In 1758 Jan Wagenaar was appointed as the official historian of Amsterdam, giving him access to the city’s archives and records. He spent the next decade writing a great history of Amsterdam. The first of three volumes was published in 1760 and the last in 1767. They are wonderful books with many large plates like the one below. They also contain dozens of detailed street maps and plans of buildings. They show Amsterdam’s growth, from it’s humble beginnings as a fishing village to the magnificence of one of the most important cities in the world during the Dutch Golden Age, when this book was published.

 

Het Zwigt

 

This print, in the second volume, shows one of the entry roads into Amsterdam, from the direction of Utrecht. ‘Zwigt’ or ‘zwygt’ actually means ‘be silent’ and was the name given to the tower in the picture, as an insult or command to the neighbouring city of Utrecht. In 1522 the ‘Kloveniers Schutterij’ was established.
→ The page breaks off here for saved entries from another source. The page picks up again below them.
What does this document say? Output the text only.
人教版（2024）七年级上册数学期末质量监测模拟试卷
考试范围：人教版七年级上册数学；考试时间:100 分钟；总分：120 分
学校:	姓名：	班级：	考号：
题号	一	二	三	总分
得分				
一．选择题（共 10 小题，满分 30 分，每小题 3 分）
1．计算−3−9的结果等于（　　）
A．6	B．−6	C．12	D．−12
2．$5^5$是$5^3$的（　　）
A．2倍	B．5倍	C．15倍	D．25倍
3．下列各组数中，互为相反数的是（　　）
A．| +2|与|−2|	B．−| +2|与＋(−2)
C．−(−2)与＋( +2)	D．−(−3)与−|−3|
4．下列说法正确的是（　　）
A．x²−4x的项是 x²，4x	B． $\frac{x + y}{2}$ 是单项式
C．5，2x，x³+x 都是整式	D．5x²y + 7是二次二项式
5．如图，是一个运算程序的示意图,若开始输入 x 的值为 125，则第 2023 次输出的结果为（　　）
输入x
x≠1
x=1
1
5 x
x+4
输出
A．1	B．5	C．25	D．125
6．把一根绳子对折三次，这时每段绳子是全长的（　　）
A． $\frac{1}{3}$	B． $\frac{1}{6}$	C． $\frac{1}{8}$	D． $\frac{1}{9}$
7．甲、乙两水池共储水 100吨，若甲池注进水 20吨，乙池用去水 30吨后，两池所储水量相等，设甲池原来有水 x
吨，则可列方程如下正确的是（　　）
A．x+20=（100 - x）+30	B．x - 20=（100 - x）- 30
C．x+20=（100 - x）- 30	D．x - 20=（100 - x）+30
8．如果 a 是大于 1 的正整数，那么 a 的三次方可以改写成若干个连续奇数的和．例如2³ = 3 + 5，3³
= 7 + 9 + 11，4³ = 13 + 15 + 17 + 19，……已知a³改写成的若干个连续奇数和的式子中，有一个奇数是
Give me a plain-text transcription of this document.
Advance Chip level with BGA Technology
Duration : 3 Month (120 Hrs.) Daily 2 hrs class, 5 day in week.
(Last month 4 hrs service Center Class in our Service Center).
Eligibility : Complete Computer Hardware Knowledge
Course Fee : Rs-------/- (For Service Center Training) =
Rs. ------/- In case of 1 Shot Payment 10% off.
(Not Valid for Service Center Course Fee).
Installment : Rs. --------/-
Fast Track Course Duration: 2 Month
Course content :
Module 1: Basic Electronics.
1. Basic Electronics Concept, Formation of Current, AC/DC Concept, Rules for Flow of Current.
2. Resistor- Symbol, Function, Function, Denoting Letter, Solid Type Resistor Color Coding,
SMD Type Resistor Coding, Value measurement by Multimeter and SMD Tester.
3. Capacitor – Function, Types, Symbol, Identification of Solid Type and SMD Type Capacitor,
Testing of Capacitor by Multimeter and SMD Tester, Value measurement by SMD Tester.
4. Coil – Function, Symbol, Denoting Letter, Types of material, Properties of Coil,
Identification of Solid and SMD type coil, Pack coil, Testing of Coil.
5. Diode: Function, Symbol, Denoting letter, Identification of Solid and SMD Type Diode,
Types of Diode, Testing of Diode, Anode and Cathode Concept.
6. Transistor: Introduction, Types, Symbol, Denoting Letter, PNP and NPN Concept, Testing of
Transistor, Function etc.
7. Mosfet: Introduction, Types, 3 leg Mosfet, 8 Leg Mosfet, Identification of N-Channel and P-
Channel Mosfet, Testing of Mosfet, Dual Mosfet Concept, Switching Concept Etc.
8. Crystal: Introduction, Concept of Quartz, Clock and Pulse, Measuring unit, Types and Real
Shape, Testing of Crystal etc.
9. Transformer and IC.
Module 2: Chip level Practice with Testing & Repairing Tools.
They were a group of men charged with the defense of the city. They used a primitive type of musket called a ‘klover,’ hence the name. They were given the tower as a base and from it grew a complex of buildings that they used for meetings and target practice. By the time Wagenaar wrote his history, the military significance of the Kloveniers had all but disappeared and it had changed into a sort of society for the great and good of the city. The complex of buildings was now being used for social gatherings and to accommodate important visitors to Amsterdam. On the walls could be admired many group portraits of the different ‘compagieën,’ one of which was the famous Night Watch by Rembrandt van Rijn. The name of the street is the ‘Nieuwe Doelenstraat’ (new targets street) and the tower was located on the site of the current Hotel Doelen, which was built in 1883 after the demolition of the Kloveniers building complex.

The etching shows the tower and the guarded entrance to the city, with some soldiers having a chinwag in the front. To the right of the tower we can see the busy river Amstel. On of the quirky things is the crapping dog in the bottom right. In fact this dog, or one of his relatives, appears in many paintings and etchings from this time. Some are even depicted inside churches. The problem of dog poo on the street apparently started a long time ago.